Klassische Enthüllungsstory
Es war kurzweilig. Es war konzentriert, immer wieder. Das Regiekollektiv Rimini Protokoll (Helgard Haug und Daniel Wetzel) hat Leute gecastet, die man mit Marx in Verbindung bringen kann, aber nicht unbedingt muss. Es sind, wie man bei den Riminis sagt, «Experten», nicht Laien, schon gar nicht Schauspieler. Sie spielten erst in Düsseldorf, dann in Berlin, jetzt in Zürich. Es wurden mehr Fragen gestellt als beantwortet. Zum Glück. Und manchmal, wie das so geht in einer Bibliothek, schweifte man auch ab. So ging es mir. Zum Beispiel mit der «Gallerte». Das ist ein Wort, das zwei berühmte, dicke blaue Bücher verbindet. Beide sind Bestseller: «Das Kapital, Erster Band» von Karl Marx und Frank Schätzings Ökothriller «Der Schwarm». Bei Schätzing sind es intelligente Wesen der Tiefsee, die eine beliebige Gallerte bilden. Bei Marx bezeichnet die Gallerte den Tauschwert der Ware, den Kern des kapitalistischen Wesens. Die Formlosigkeit dient beiden Autoren als Ausdruck der Gefahr. Und bedroht wird jeweils nichts weniger als - der Mensch.
Marx schrieb keinen Thriller im klassischen Sinn, aber eine klassische «Enthüllungsstory». So nennt
Thomas Kuczynski das Opus magnum des Grossen Bärtigen. Eine Enthüllungsstory über den «Schein des Wesens» des Kapitalismus. Kuczynski weiss es wie kein Zweiter an diesem knapp zweistündigen Abend. In der DDR lehrte er Wirtschaftsgeschichte, ganz am Ende leitete er das Institut in der Akademie der Wissenschaften. Kuczynski ist einer von acht Experten, die nicht anders können, als letztlich doch zu spielen. Eine Bühne ist eine Bühne. Und auf einmal, gegen Ende, klingt sein Ton schneidend.
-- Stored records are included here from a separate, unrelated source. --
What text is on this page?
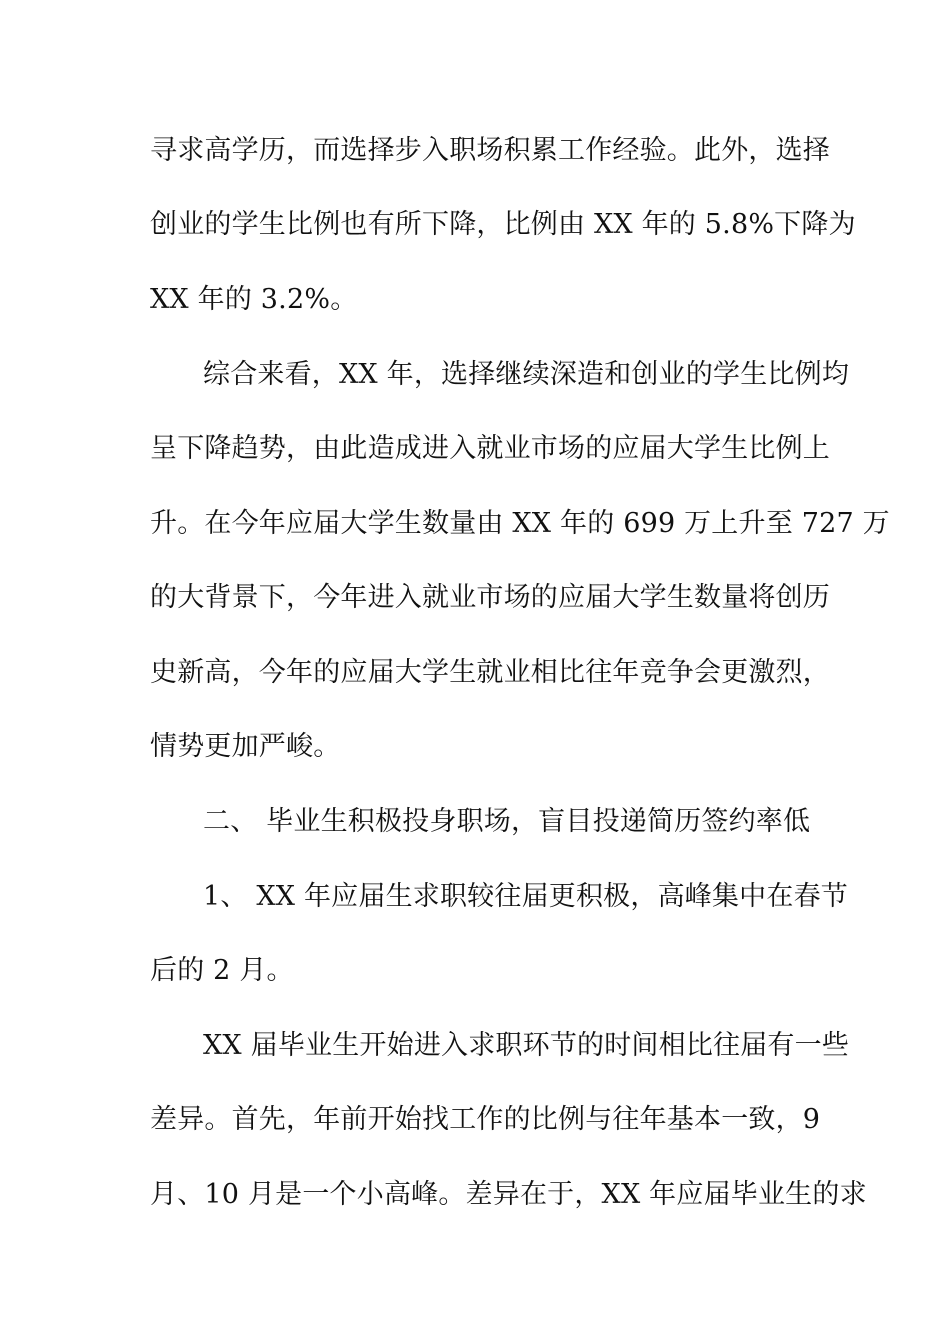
寻求高学历，而选择步入职场积累工作经验。此外，选择
创业的学生比例也有所下降，比例由 XX 年的 5.8%下降为
XX 年的 3.2%。
综合来看，XX 年，选择继续深造和创业的学生比例均
呈下降趋势，由此造成进入就业市场的应届大学生比例上
升。在今年应届大学生数量由 XX 年的 699 万上升至 727 万
的大背景下，今年进入就业市场的应届大学生数量将创历
史新高，今年的应届大学生就业相比往年竞争会更激烈，
情势更加严峻。
二、 毕业生积极投身职场，盲目投递简历签约率低
1、 XX 年应届生求职较往届更积极，高峰集中在春节
后的 2 月。
XX 届毕业生开始进入求职环节的时间相比往届有一些
差异。首先，年前开始找工作的比例与往年基本一致，9
月、10 月是一个小高峰。差异在于，XX 年应届毕业生的求
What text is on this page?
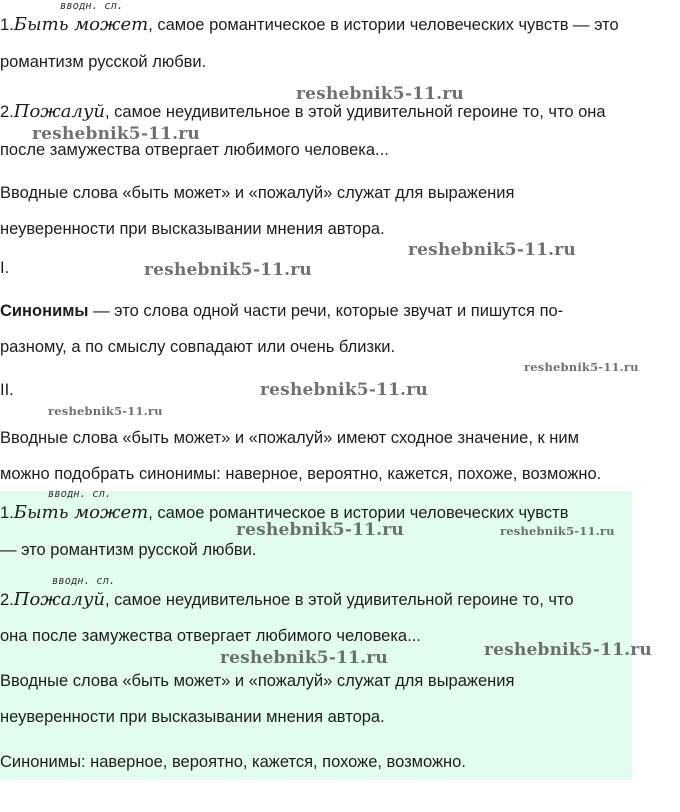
вводн. сл.
1.Быть может, самое романтическое в истории человеческих чувств — это
романтизм русской любви.
2.Пожалуй, самое неудивительное в этой удивительной героине то, что она
после замужества отвергает любимого человека...
Вводные слова «быть может» и «пожалуй» служат для выражения
неуверенности при высказывании мнения автора.
I.
Синонимы — это слова одной части речи, которые звучат и пишутся по-
разному, а по смыслу совпадают или очень близки.
II.
Вводные слова «быть может» и «пожалуй» имеют сходное значение, к ним
можно подобрать синонимы: наверное, вероятно, кажется, похоже, возможно.
вводн. сл.
1.Быть может, самое романтическое в истории человеческих чувств
— это романтизм русской любви.
вводн. сл.
2.Пожалуй, самое неудивительное в этой удивительной героине то, что
она после замужества отвергает любимого человека...
Вводные слова «быть может» и «пожалуй» служат для выражения
неуверенности при высказывании мнения автора.
Синонимы: наверное, вероятно, кажется, похоже, возможно.
reshebnik5-11.ru
reshebnik5-11.ru
reshebnik5-11.ru
reshebnik5-11.ru
reshebnik5-11.ru
reshebnik5-11.ru
reshebnik5-11.ru
reshebnik5-11.ru	reshebnik5-11.ru
reshebnik5-11.ru
reshebnik5-11.ru
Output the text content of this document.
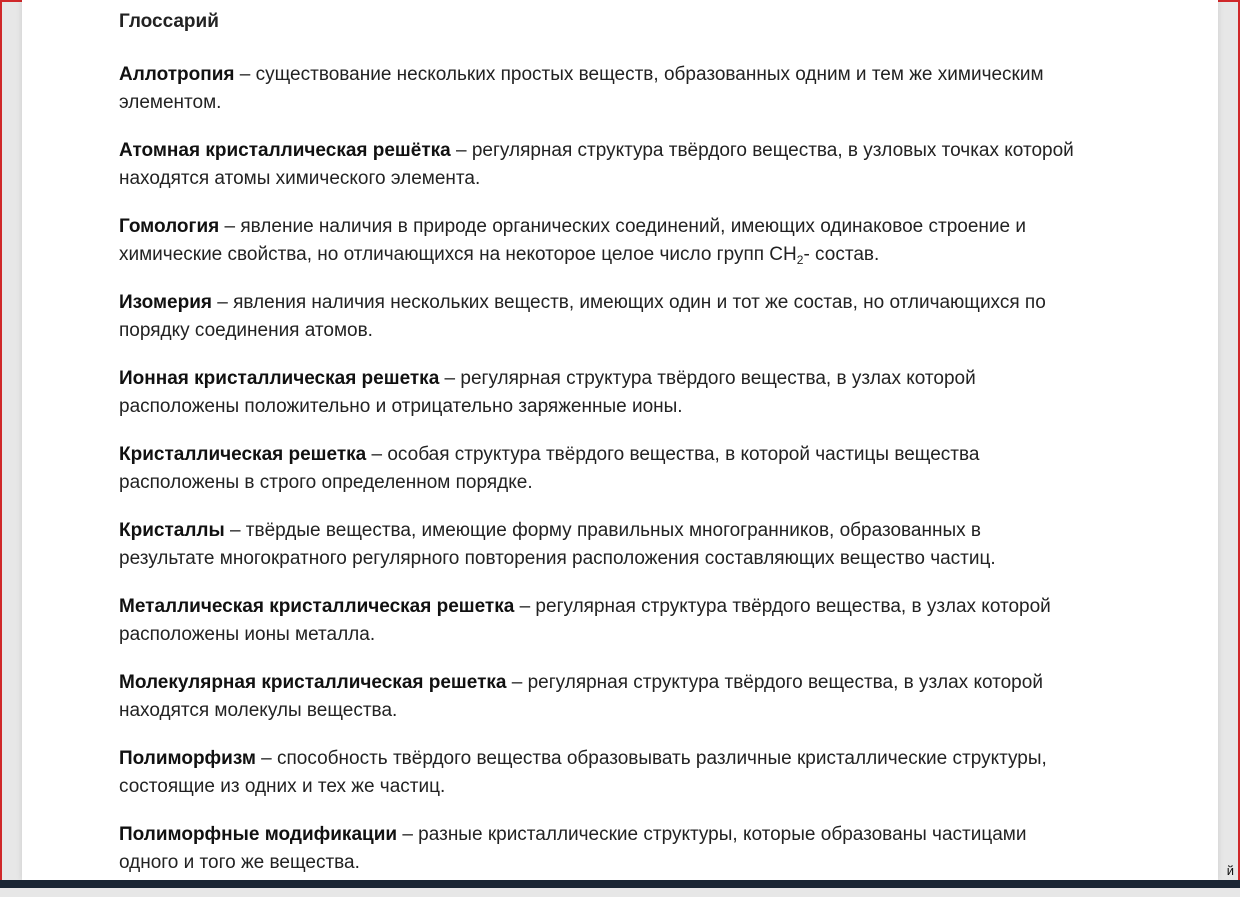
Глоссарий

Аллотропия – существование нескольких простых веществ, образованных одним и тем же химическим элементом.

Атомная кристаллическая решётка – регулярная структура твёрдого вещества, в узловых точках которой находятся атомы химического элемента.

Гомология – явление наличия в природе органических соединений, имеющих одинаковое строение и химические свойства, но отличающихся на некоторое целое число групп $CH_2-$ состав.

Изомерия – явления наличия нескольких веществ, имеющих один и тот же состав, но отличающихся по порядку соединения атомов.

Ионная кристаллическая решетка – регулярная структура твёрдого вещества, в узлах которой расположены положительно и отрицательно заряженные ионы.

Кристаллическая решетка – особая структура твёрдого вещества, в которой частицы вещества расположены в строго определенном порядке.

Кристаллы – твёрдые вещества, имеющие форму правильных многогранников, образованных в результате многократного регулярного повторения расположения составляющих вещество частиц.

Металлическая кристаллическая решетка – регулярная структура твёрдого вещества, в узлах которой расположены ионы металла.

Молекулярная кристаллическая решетка – регулярная структура твёрдого вещества, в узлах которой находятся молекулы вещества.

Полиморфизм – способность твёрдого вещества образовывать различные кристаллические структуры, состоящие из одних и тех же частиц.

Полиморфные модификации – разные кристаллические структуры, которые образованы частицами одного и того же вещества.	й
Er zitiert, er doziert - längst hat das Publikum das blaue Buch selbst im Schoss und blättert darin. Das Gespenst dieser Produktion ist nicht mehr der Kommunismus. Das Gespenst ist die «Produktion von Mehrwert oder Plusmacherei».
Marx als Feuerwerkskörper
Man hat bis zu diesem Zeitpunkt von den Grausamkeiten im Osten oder jugendlichen Aktionen im Westen zwar gehört, die unter marxscher Flagge begangen wurden. In Erzählungen, in Berichten, in Videos. Doch auf der Bühne erfahrbar wird die Autorität erst in diesem unheimlichen Ton. Oder könnte alles auch bloss Spiel sein? «Karl Marx: Das Kapital, Erster Band» wirkt wie ein Pop-Titel für diese heitere Bühnenreflexion. Hätte man Marx vermitteln oder gar seine «Aktualität» behaupten wollen, würde das Stück «Das Manifest der kommunistischen Partei» heissen. Das «Manifest» ist 200-mal knapper und viel verständlicher. Und im «Manifest» steht ziemlich genau, wie die Globalisierung heute aussieht. Geschrieben vor 160 Jahren von Marx und Friedrich Engels, seinem Ernährer und editorischen Vollstrecker. Doch mit der Sehnsucht nach einer Marx-Lektüre kommt man hier nicht weit. Gebrauchswert und Tauschwert werden noch verständlich, mit der Verwandlung von Geld in Kapital, mit der Theorie des Mehrwerts hapert es dann. Das ist nicht schlimm, das will der Abend ja gar nicht leisten. Vielleicht verhält es sich so: Marx ist ein Feuerwerkskörper, der in diesen Biografien bis zur Unkenntlichkeit explodiert.
Überläufer und Anlagebetrüger
Ein Glücksfall für das Rimini-Casting ist der blinde Christian Spremberg aus Hamburg. In Blindenschrift liest er aus dem «Kapital», sein Joker sind aber seine 20 000 Platten, darunter viele Werbejingles. Ein paar davon spielt er ab und kommentiert sie ironisch. Ein schöner Berührungspunkt: Der «Reichtum der Gesellschaften», so heisst es im ersten Satz des «Kapitals», «erscheint als eine ungeheure Warensammlung» - bei Spremberg, der sehr radiofon lesen kann, wird dieser Schein der Waren zur reinen Akustik.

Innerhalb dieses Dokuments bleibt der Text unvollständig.